Editor’s note: This is one in an occasional series on “forgotten” ancestors who may not have been fully recognized for their achievements.

Raymond Wilson
Special to ICT

For decades, Cherokee activist, poet and educator Ruth Muskrat Bronson’s contributions put a spotlight on needed improvements to Native American conditions.

Her words and actions caught the attention of U.S. President Calvin Coolidge in December 1923, when she delivered a speech calling for Indian citizenship, self-determination and support for Native youth while presenting a Native history book to the president. Coolidge was so impressed he invited her to join him and the first lady for lunch.

Ruth Muskrat Bronson, Cherokee, was an educator, poet and activist who worked for Native rights for decades in the United States. She died in 1982 at age 84.
Credit: Historic photo

Ruth was born in the Delaware District of the Cherokee Nation in Indian Territory on Oct. 3, 1897. Her Cherokee father, James E. Muskrat, was a farmer; her non-Native mother, Ida L. Kelly, was of Irish descent. Ruth had six siblings.

At an early age, she became aware of how her Cherokee ancestors suffered during the forced removal from their Georgia homelands to Indian Territory on the Trail of Tears in the late 1830s. Federal legislation including land allotment issues and the acceptance of Oklahoma as a state in 1907 played significant roles in her becoming a major activist for Native rights.

In 1912, after attending rural primary schools in the Delaware District, Muskrat continued with a high school education at  the University Preparatory School in Tonkawa, Oklahoma. She studied literature, served as associate editor of the school’s Crimson Rambler, and graduated in 1916.

She then took teacher education courses at Henry Kendall Academy in Tulsa and Northeastern State Normal School in Tahlequah, Oklahoma, and taught in rural schools for two years.

In 1919, Muskrat attended the University of Oklahoma for three semesters, majoring in English.

She found employment during the summer of 1920 with the Young Women’s Christian Association, the YWCA, and worked on youth programs for Native girls on the Mescalero Indian Reservation in New Mexico.

The YWCA recognized her exemplary work there by awarding her a scholarship to the University of Kansas in 1921. Muskrat completed three semesters at the university, majoring in journalism.

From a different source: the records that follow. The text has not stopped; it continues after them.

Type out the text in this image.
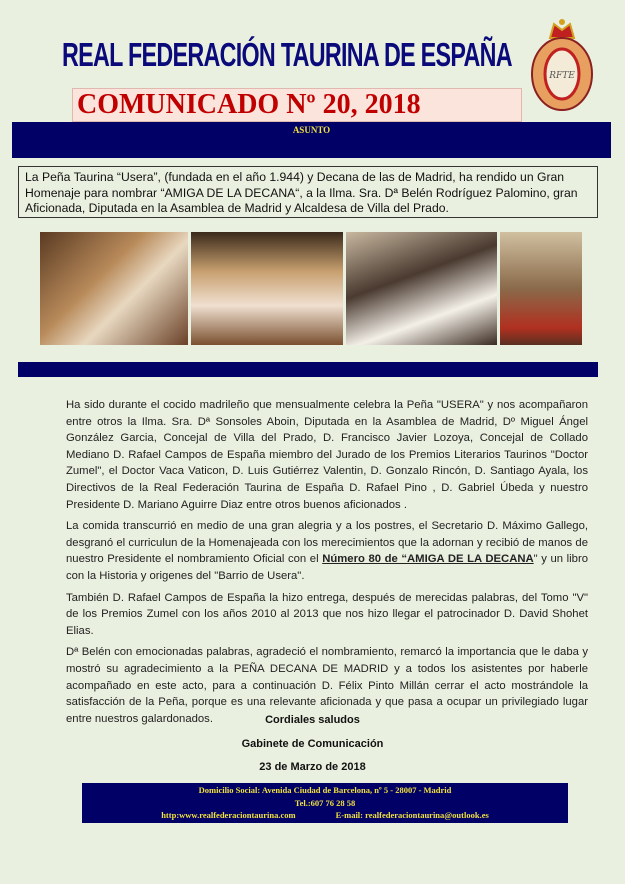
REAL FEDERACIÓN TAURINA DE ESPAÑA
RFTE
COMUNICADO Nº 20, 2018
ASUNTO
La Peña Taurina “Usera”, (fundada en el año 1.944) y Decana de las de Madrid, ha rendido un Gran Homenaje para nombrar “AMIGA DE LA DECANA“, a la Ilma. Sra. Dª Belén Rodríguez Palomino, gran Aficionada, Diputada en la Asamblea de Madrid y Alcaldesa de Villa del Prado.

Ha sido durante el cocido madrileño que mensualmente celebra la Peña "USERA" y nos acompañaron entre otros la Ilma. Sra. Dª Sonsoles Aboin, Diputada en la Asamblea de Madrid, Dº Miguel Ángel González Garcia, Concejal de Villa del Prado, D. Francisco Javier Lozoya, Concejal de Collado Mediano D. Rafael Campos de España miembro del Jurado de los Premios Literarios Taurinos "Doctor Zumel", el Doctor Vaca Vaticon, D. Luis Gutiérrez Valentin, D. Gonzalo Rincón, D. Santiago Ayala, los Directivos de la Real Federación Taurina de España D. Rafael Pino , D. Gabriel Úbeda y nuestro Presidente D. Mariano Aguirre Diaz entre otros buenos aficionados .

La comida transcurrió en medio de una gran alegria y a los postres, el Secretario D. Máximo Gallego, desgranó el curriculun de la Homenajeada con los merecimientos que la adornan y recibió de manos de nuestro Presidente el nombramiento Oficial con el Número 80 de “AMIGA DE LA DECANA" y un libro con la Historia y origenes del "Barrio de Usera".

También D. Rafael Campos de España la hizo entrega, después de merecidas palabras, del Tomo "V" de los Premios Zumel con los años 2010 al 2013 que nos hizo llegar el patrocinador D. David Shohet Elias.

Dª Belén con emocionadas palabras, agradeció el nombramiento, remarcó la importancia que le daba y mostró su agradecimiento a la PEÑA DECANA DE MADRID y a todos los asistentes por haberle acompañado en este acto, para a continuación D. Félix Pinto Millán cerrar el acto mostrándole la satisfacción de la Peña, porque es una relevante aficionada y que pasa a ocupar un privilegiado lugar entre nuestros galardonados.	Cordiales saludos
Gabinete de Comunicación
23 de Marzo de 2018
Domicilio Social: Avenida Ciudad de Barcelona, nº 5 - 28007 - Madrid
Tel.:607 76 28 58
http:www.realfederaciontaurina.com	E-mail: realfederaciontaurina@outlook.es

Additionally, the YWCA chose her to attend the World’s Student Christian Federation Conference in what was then known as Peking, China, in 1922. Among the places she visited during her six months abroad were Hawaiʻi, Japan,  Korea, Manchuria, and Hong Kong.  Articles about her appeared in national and international  newspapers.

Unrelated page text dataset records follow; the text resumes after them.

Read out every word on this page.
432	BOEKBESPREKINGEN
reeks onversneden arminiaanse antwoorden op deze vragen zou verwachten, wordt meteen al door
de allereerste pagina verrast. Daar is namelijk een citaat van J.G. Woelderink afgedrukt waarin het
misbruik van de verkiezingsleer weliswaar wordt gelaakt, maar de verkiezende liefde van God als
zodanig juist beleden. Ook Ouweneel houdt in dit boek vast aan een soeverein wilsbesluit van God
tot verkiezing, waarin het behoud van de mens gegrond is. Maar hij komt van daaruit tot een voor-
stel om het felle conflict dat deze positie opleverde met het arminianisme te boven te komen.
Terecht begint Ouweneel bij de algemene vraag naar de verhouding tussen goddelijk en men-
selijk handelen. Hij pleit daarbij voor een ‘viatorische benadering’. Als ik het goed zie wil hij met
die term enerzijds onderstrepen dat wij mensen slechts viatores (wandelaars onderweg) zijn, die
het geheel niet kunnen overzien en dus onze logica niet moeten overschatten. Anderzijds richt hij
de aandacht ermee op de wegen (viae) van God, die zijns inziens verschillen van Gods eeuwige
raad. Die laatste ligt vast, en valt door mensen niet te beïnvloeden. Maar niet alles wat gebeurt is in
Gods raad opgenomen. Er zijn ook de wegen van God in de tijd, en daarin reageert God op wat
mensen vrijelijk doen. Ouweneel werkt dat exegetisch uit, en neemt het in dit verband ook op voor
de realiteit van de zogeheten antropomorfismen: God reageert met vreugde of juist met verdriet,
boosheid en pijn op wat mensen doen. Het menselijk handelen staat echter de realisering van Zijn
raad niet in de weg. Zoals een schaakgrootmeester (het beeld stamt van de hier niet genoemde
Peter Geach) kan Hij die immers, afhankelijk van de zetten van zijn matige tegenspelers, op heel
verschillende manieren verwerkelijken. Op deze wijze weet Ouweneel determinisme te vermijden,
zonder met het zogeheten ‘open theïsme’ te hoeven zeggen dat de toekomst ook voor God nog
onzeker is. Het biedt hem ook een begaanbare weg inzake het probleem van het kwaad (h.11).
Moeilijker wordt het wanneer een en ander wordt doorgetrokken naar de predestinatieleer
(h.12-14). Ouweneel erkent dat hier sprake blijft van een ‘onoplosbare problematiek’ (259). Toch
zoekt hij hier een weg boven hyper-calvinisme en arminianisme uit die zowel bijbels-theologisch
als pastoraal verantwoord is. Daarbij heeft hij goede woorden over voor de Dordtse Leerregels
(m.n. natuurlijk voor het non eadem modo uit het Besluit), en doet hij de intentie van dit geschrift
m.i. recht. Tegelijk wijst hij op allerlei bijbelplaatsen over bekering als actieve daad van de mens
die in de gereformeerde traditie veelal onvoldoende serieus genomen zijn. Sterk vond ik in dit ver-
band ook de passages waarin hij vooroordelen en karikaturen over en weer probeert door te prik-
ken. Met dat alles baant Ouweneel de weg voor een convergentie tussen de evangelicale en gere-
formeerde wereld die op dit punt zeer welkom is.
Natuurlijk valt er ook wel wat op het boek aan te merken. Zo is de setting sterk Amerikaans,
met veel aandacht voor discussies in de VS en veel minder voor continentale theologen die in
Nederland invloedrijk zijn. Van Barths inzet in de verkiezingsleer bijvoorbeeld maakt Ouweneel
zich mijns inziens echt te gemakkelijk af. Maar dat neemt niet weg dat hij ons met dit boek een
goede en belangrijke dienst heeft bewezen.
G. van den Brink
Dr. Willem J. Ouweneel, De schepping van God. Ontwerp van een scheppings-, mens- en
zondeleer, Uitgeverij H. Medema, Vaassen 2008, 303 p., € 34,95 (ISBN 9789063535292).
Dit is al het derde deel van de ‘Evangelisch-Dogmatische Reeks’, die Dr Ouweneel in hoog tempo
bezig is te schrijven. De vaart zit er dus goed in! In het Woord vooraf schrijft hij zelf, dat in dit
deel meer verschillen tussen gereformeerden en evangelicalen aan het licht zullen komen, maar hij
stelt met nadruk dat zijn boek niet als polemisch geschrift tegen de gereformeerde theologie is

Muskrat’s experiences abroad convinced her that Native Americans must protect their rights and demand racial equality.

In 1923, she received a full scholarship to attend Mount Holyoke College in South Hadley, Massachusetts, entering as a junior and graduating in 1925 with a bachelor’s degree in English.

While still a student at Mount Holyoke, Muskrat gained more fame at the December 1923 Committee of One Hundred meeting in Washington, D.C. The committee, composed of leading Native Americans and non-Natives, was tasked with studying the so-called “Indian problem” and  recommending needed reforms.

Dressed in traditional Native attire, she presented the book, “The Red  Man in the United States,” by author G.E.E. Lindquist, to the president after delivering her speech calling for reforms.

During the summer of 1925, Muskrat worked briefly as dean of women at Northeastern State Teachers College in Tahlequah, Oklahoma, and  in September 1925, she became an eighth-grade English teacher at the  Haskell Institute in Lawrence, Kansas. She later assumed  administrative duties, including being in charge of the college placement bureau.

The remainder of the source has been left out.